Eu2+ ions and Dy3+ ions can incorporate into Sr2+ sites in crystal structure formed by AlO4 framework. Since the electronegativity of boron is higher than aluminum (e.n. of B = 2.0, Al = 1.6 Pauling’s scale), Sr2+ sites near BO4 is more electronegative than those near AlO4. Therefore, Dy3+ ions are likely to incorporate into Sr2+ sites near BO4 because the charge density of Dy3+ is higher than that of Eu2+.
The unit cell volume of the samples of B/Sr = 0.9, 1.5 and 1.8 was obtained using Rietveld analysis as shown in Fig. 12. The unit cell volume of sample without flux was also analyzed to compare with samples with addition of H3BO3. It was found that the unit cell volume of sample with flux was smaller than that of the sample without flux. Since the ionic radius18) (nine coordinated sites) of Sr2+ ion, Eu2+ ions, and Dy3+ ion is 1.31 Å, 1.30 Å, and 1.08 Å respectively, it is expected that the unit cell volume becomes smaller due to the incorporation of Dy3+ ions into Sr2+ sites. It was suggested that the substitution of BO4 for AlO4 occurred due to the addition of H3BO3 as flux, and then the incorporation of Dy3+ ions, which were likely to incorporate into Sr2+ sites near BO4, into SrAl2O4 crystal was accelerated.10,14) The acceleration of incorporation of Dy3+ ions into Sr2+ sites leads to the enhancement of long afterglow SrAl2O4 phosphor because Dy3+ ions in the crystal acts as electron traps.9,11,16)
Unit cell volume of SrAl2O4 crystal in samples with addition of various amount of H3BO3.
Moreover, strontium vacancies form due to charge compensation when Dy3+ ions incorporate into Sr2+ sites according to eq. (3).
| \begin{equation} \text{Dy$_{2}$O$_{3}$} + \text{3Al$_{2}$O$_{3}$} \to \text{2Dy$_{\text{Sr}}{}^{\boldsymbol{\cdot}}$} + \text{V$_{\text{sr}}{}''$} + \text{6Al$_{\text{Al}}$} + \text{12O$_{\text{O}}$} \end{equation} | (3) |
In this work, we have investigated the effect of addition of boron on the long afterglow property of SrAl2O4: Ed2+, Dy3+ by preparing the phosphors at various amount and types of boron compounds as flux.
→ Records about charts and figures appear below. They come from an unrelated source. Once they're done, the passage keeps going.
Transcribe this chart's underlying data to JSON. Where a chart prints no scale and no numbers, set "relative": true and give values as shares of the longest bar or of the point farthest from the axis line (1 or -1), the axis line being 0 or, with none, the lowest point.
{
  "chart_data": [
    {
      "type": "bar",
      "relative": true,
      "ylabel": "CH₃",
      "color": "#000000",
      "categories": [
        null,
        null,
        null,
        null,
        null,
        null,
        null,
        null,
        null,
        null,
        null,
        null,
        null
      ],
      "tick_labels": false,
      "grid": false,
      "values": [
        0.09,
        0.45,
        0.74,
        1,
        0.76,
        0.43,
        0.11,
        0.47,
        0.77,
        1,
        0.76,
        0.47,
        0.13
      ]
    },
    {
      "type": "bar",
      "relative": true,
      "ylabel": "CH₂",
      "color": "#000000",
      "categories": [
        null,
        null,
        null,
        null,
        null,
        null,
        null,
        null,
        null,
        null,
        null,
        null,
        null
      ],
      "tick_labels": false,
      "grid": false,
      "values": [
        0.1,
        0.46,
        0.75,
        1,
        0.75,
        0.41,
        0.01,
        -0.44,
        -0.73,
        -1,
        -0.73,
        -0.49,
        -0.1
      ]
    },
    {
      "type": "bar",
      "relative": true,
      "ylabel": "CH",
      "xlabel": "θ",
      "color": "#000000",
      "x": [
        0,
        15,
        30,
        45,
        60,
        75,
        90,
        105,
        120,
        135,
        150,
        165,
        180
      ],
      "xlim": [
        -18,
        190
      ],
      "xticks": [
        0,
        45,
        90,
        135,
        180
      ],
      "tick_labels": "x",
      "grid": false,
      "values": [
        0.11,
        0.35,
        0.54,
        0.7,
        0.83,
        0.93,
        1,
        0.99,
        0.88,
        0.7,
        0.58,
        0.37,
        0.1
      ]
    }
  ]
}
The composition of crystal phases and the behavior of incorporation of Eu2+ ions into SrAl2O4 crystal structure were different depending on the presence or absence of flux and the types of boron compounds. Furthermore, the addition of boron compounds as flux improved the long afterglow property and the highest afterglow intensity was observed for the sample with addition of H3BO3.
The long afterglow property of the samples with various amounts of addition of H3BO3 was investigated. The sample of B/Sr = 1.8 showed the highest afterglow intensity, the highest intensity of diffraction peak of Sr4Al14O25 phase and the largest boron content in the sample. Form the results, it is clear that there is a distinct correlation between boron content and afterglow intensity.
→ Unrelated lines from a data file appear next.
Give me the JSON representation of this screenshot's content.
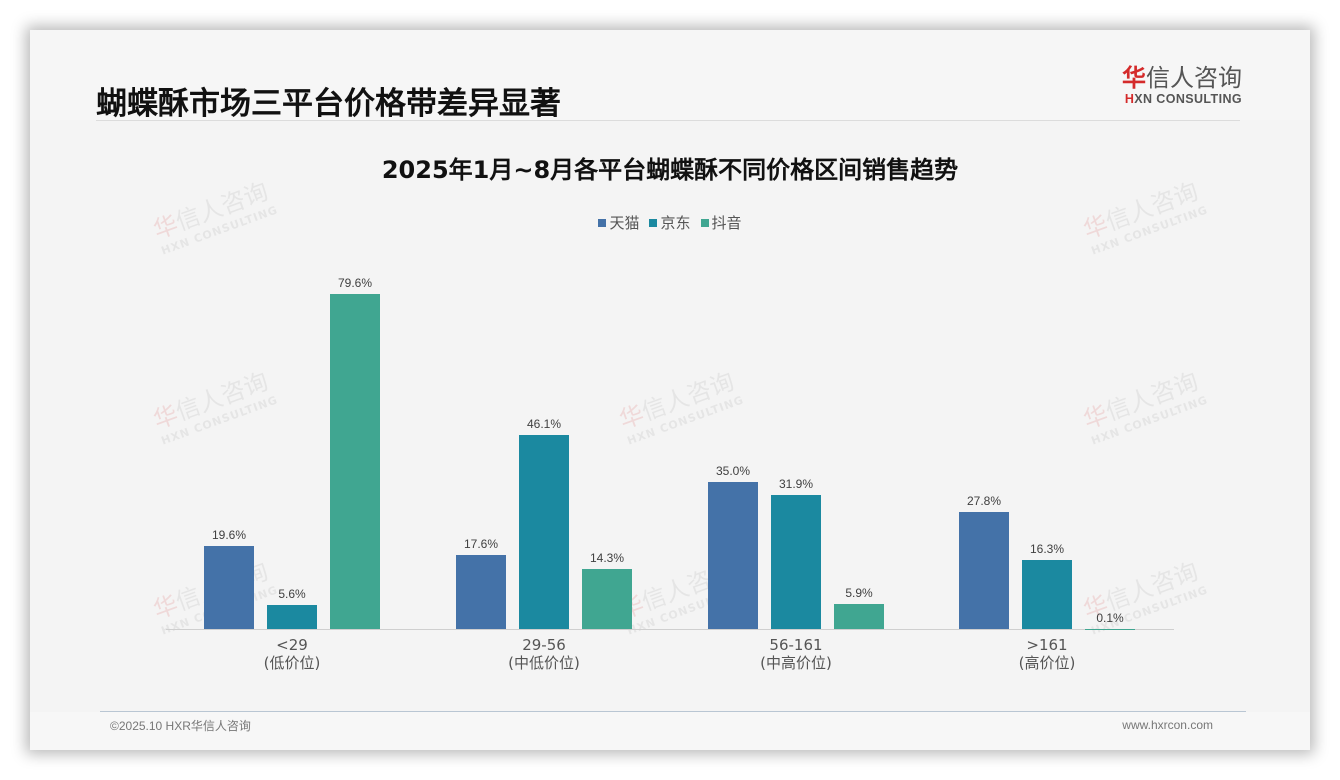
{
  "page": {
    "title": "蝴蝶酥市场三平台价格带差异显著",
    "logo": {
      "cn_first": "华",
      "cn_rest": "信人咨询",
      "en_first": "H",
      "en_rest": "XN CONSULTING"
    },
    "watermark": {
      "cn_first": "华",
      "cn_rest": "信人咨询",
      "en": "HXN CONSULTING"
    }
  },
  "footer": {
    "copyright": "©2025.10 HXR华信人咨询",
    "website": "www.hxrcon.com"
  },
  "chart_data": {
    "type": "bar",
    "title": "2025年1月~8月各平台蝴蝶酥不同价格区间销售趋势",
    "xlabel": "",
    "ylabel": "",
    "ylim": [
      0,
      88
    ],
    "grid": false,
    "legend_position": "top",
    "categories": [
      "<29",
      "29-56",
      "56-161",
      ">161"
    ],
    "category_sublabels": [
      "(低价位)",
      "(中低价位)",
      "(中高价位)",
      "(高价位)"
    ],
    "series": [
      {
        "name": "天猫",
        "color": "#4472a8",
        "values": [
          19.6,
          17.6,
          35.0,
          27.8
        ],
        "labels": [
          "19.6%",
          "17.6%",
          "35.0%",
          "27.8%"
        ]
      },
      {
        "name": "京东",
        "color": "#1b89a0",
        "values": [
          5.6,
          46.1,
          31.9,
          16.3
        ],
        "labels": [
          "5.6%",
          "46.1%",
          "31.9%",
          "16.3%"
        ]
      },
      {
        "name": "抖音",
        "color": "#40a691",
        "values": [
          79.6,
          14.3,
          5.9,
          0.1
        ],
        "labels": [
          "79.6%",
          "14.3%",
          "5.9%",
          "0.1%"
        ]
      }
    ],
    "value_format": "percent_1dp"
  }
}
Molar ratio of Sr4Al14O25 phase increased and unit cell volume of SrAl2O4 crystal decreased with an increase in the amount of addition of H3BO3. This result suggested that substitution of BO4 for AlO4 in SrAl2O4 crystal phase promoted both incorporation of Dy3+ ions, which could act as electron traps, into Sr2+ sites and formation of strontium vacancies, which could act as hole traps, and then the long afterglow property of the phosphors was enhanced.